Das Artikel-7-Verfahren kann gegen einen EU-Mitgliedstaat eröffnet werden, wenn dieser gegen die Grundwerte der EU verstößt. Dazu gehören laut dem Vertrag über die Europäische Union (EUV) die „Achtung der Menschenwürde, Freiheit, Demokratie, Gleichheit, Rechtsstaatlichkeit und die Wahrung der Menschenrechte einschließlich der Rechte der Personen, die Minderheiten angehören.“ Bisher wurde ein solches Verfahren in der EU nur gegen Polen und Ungarn verhängt. Erst kürzlich wurde das Verfahren gegen Polen aber wieder gestoppt.

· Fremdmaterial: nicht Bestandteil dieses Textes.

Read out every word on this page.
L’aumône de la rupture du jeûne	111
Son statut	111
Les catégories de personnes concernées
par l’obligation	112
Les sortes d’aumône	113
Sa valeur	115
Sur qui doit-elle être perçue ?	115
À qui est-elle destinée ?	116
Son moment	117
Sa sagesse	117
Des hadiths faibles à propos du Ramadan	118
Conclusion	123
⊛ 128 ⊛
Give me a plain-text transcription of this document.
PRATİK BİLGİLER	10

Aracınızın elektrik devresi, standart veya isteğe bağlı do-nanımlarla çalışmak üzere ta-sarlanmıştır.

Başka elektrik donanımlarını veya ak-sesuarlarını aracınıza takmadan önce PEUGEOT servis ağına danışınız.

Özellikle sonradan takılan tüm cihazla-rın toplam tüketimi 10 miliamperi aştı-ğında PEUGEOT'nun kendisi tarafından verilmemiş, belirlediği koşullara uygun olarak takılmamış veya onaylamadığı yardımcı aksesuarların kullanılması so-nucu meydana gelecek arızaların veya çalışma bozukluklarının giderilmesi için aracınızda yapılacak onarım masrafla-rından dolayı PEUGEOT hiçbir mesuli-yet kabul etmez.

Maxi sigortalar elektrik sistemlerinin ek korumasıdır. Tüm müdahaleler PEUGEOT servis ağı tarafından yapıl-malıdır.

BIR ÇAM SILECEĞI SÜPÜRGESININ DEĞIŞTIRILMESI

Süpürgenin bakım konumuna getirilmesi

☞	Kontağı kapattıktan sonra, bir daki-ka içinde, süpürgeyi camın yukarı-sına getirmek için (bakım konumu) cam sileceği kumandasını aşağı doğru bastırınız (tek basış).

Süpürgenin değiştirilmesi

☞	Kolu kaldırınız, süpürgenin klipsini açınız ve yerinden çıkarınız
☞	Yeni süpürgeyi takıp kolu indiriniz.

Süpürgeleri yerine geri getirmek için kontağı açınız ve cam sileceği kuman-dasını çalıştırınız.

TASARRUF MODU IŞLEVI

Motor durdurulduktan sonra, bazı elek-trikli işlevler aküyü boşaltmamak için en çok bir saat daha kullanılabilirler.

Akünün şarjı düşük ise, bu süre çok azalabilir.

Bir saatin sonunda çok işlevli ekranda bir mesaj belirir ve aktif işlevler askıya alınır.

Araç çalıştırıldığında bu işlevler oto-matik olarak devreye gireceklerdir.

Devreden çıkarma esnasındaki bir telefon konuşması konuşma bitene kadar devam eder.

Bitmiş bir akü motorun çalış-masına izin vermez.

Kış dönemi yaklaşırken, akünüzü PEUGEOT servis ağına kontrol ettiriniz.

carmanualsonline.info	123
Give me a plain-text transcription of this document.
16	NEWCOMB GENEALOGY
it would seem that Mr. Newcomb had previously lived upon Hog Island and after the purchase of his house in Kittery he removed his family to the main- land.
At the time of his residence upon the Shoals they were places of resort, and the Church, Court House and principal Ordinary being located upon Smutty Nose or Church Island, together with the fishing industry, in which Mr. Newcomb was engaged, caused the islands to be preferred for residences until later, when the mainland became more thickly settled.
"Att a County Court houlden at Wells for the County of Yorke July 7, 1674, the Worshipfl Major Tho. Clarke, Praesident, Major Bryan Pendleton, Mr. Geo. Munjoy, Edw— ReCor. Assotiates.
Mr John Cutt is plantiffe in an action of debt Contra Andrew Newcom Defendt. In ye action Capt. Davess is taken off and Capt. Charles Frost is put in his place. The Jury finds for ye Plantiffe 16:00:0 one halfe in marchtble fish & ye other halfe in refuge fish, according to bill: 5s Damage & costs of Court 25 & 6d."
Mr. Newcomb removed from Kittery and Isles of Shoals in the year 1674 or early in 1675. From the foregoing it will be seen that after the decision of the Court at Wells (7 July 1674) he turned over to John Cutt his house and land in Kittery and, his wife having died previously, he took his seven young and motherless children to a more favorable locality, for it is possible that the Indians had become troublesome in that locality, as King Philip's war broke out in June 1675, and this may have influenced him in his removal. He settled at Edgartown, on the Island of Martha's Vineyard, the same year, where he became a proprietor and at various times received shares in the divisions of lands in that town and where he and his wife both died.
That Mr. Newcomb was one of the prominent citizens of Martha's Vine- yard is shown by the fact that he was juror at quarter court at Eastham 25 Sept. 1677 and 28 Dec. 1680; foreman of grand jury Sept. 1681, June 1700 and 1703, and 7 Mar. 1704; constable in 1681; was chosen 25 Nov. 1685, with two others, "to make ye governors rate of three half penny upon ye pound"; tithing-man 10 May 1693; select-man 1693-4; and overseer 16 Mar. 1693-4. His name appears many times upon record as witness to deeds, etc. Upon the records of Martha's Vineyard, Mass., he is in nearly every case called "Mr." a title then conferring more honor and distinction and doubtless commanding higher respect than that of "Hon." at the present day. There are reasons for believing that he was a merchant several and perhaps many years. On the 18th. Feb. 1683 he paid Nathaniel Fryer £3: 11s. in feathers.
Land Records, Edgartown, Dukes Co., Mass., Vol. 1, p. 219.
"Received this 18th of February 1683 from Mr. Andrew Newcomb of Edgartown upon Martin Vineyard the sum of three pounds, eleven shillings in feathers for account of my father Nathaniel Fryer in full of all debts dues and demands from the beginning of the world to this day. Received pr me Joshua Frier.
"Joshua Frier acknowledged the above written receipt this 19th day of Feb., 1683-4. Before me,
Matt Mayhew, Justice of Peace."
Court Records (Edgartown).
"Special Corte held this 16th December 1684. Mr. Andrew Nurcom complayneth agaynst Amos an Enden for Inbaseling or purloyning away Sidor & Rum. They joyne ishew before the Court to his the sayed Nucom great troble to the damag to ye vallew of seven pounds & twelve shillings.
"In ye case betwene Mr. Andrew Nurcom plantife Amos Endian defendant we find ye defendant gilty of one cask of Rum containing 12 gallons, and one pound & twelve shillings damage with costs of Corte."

Die letzte Phase des Artikel-7-Verfahrens, die sogenannte „nukleare Option“, mit der auch ein Entzug der Stimmrechte einhergehen kann, wurde bisher noch nie eingeleitet. Die Hürden dafür sind hoch: Für einen Entzug brauch es zunächst einen einstimmigen Beschluss der EU-Staats- und Regierungschefs (ohne allerdings die Stimme des betroffenen Landes) sowie einen Beschluss des EU-Parlaments. In einem weiteren Schritt kann der Rat der EU-Mitgliedstaaten mit einer qualifizierten Mehrheit (72 Prozent der Länder, die mindestens 65 Prozent der EU-Bevölkerung repräsentieren) konkrete Maßnahmen entscheiden.

Der Vorstoß der belgischen Ministerin kommt einen Monat vor der Übergabe der EU-Ratspräsidentschaft von Belgien an Ungarn. Der ungarische Ministerpräsident Viktor Orban hat viele seiner EU-Kolleginnen und Kollegen verärgert, indem er immer wieder einstimmige Beschlüsse mit seinem Veto verhinderte oder hinauszögerte. Jüngstes Beispiel ist die ungarische Blockade gegen die Freigabe von EU-Geldern für die Ukraine.